Em resumo, a estratégia da China de eliminar o vírus antes de tentar uma grande reabertura da economia revelou-se uma decisão certa, na comparação com os EUA, confirmando a previsão de que estará em melhores condições de avançar e ganhar terreno na disputa mundial.
Estudos recentes sobre a experiência da Gripe Espanhola (1918 a 1920) demonstraram que a recuperação econômica em 43 cidades estadunidenses após o fim do surto foi mais rápida onde as autoridades municipais adotaram medidas de isolamento para conter a expansão da epidemia, em comparação com locais que não atuaram para reduzir o contágio.

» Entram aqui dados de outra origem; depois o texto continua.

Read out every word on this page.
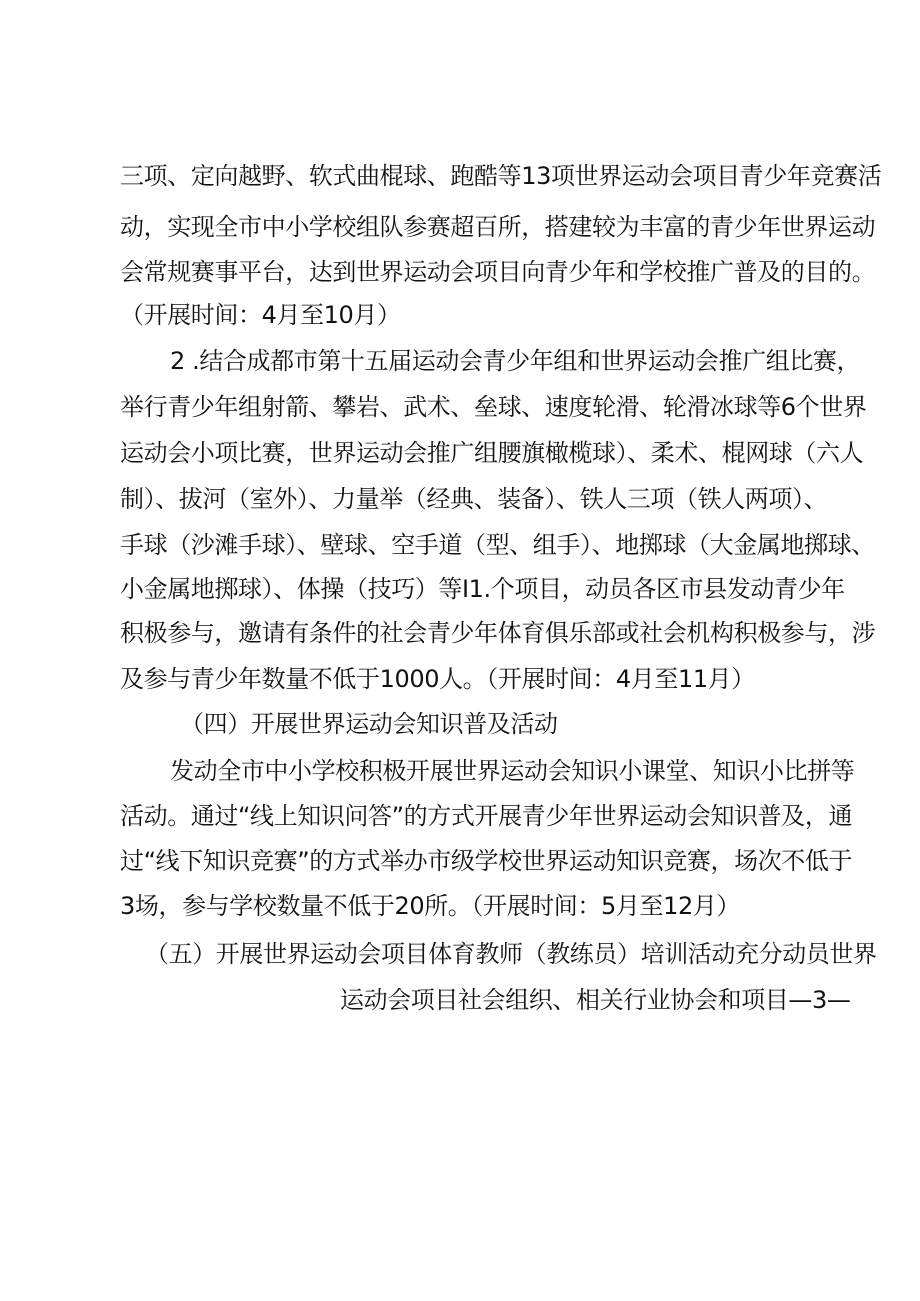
三项、定向越野、软式曲棍球、跑酷等13项世界运动会项目青少年竞赛活
动，实现全市中小学校组队参赛超百所，搭建较为丰富的青少年世界运动
会常规赛事平台，达到世界运动会项目向青少年和学校推广普及的目的。
（开展时间：4月至10月）
2 .结合成都市第十五届运动会青少年组和世界运动会推广组比赛，
举行青少年组射箭、攀岩、武术、垒球、速度轮滑、轮滑冰球等6个世界
运动会小项比赛，世界运动会推广组腰旗橄榄球）、柔术、棍网球（六人
制）、拔河（室外）、力量举（经典、装备）、铁人三项（铁人两项）、
手球（沙滩手球）、壁球、空手道（型、组手）、地掷球（大金属地掷球、
小金属地掷球）、体操（技巧）等I1.个项目，动员各区市县发动青少年
积极参与，邀请有条件的社会青少年体育俱乐部或社会机构积极参与，涉
及参与青少年数量不低于1000人。（开展时间：4月至11月）
（四）开展世界运动会知识普及活动
发动全市中小学校积极开展世界运动会知识小课堂、知识小比拼等
活动。通过“线上知识问答”的方式开展青少年世界运动会知识普及，通
过“线下知识竞赛”的方式举办市级学校世界运动知识竞赛，场次不低于
3场，参与学校数量不低于20所。（开展时间：5月至12月）
（五）开展世界运动会项目体育教师（教练员）培训活动充分动员世界
运动会项目社会组织、相关行业协会和项目—3—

No Brasil, a postura genocida de Bolsonaro é cada vez mais reproduzida por governadores e prefeitos pressionados pela reabertura irresponsável - exatamente porque acontece quando as curvas oficiais de contaminações e de mortes se revelam muito distantes de mínimo parâmetro de estabilização que justifique uma medida tão arriscada.
Como se previa, as mortes recaem fundamentalmente sobre as classes trabalhadoras, revelando a crueldade de nossa desigualdade social e atingem cinco vezes mais a população negra.
A insuficiência de testes e dados confiáveis sobre as mortes nos lançam num voo cego, no qual o ministro interino da Saúde é um militar ironicamente com formação de paraquedista e graduação avançada de salto livre.
As maiores cidades brasileiras estão reabrindo suas atividades quando a curva do número de mortes ainda se mostra estável e até mesmo em ascensão. Segundo a pesquisa EpiCovid-19, coordenada pela Universidade Federal de Pelotas (UFPel) e financiada pelo Ministério da Saúde, até o fim de junho, apenas 3,8% da população brasileira já tinha sido exposta ao virus. Um dado que sugere que a tragédia ainda pode se expandir de forma avassaladora antes que uma vacina tenha eficácia e possa ser aplicada em toda a população.
É certo que estamos assistindo uma corrida sem precedentes pelas vacinas, inovações farmacêuticas e novas ferramentas para enfrentar a pandemia. No entanto, dificilmente conseguirão impedir o que nos espera nos próximos meses. Seguimos no rumo do caos, com o perigo do neofascismo buscando se aproveitar da situação.
Um novo cenário mundial vai se desenhando rapidamente. Perda da supremacia dos EUA, avanço da China em aliança com a Rússia, agravamento súbito das condições de vida das massas em todo o mundo e provável aumento das tensões internacionais.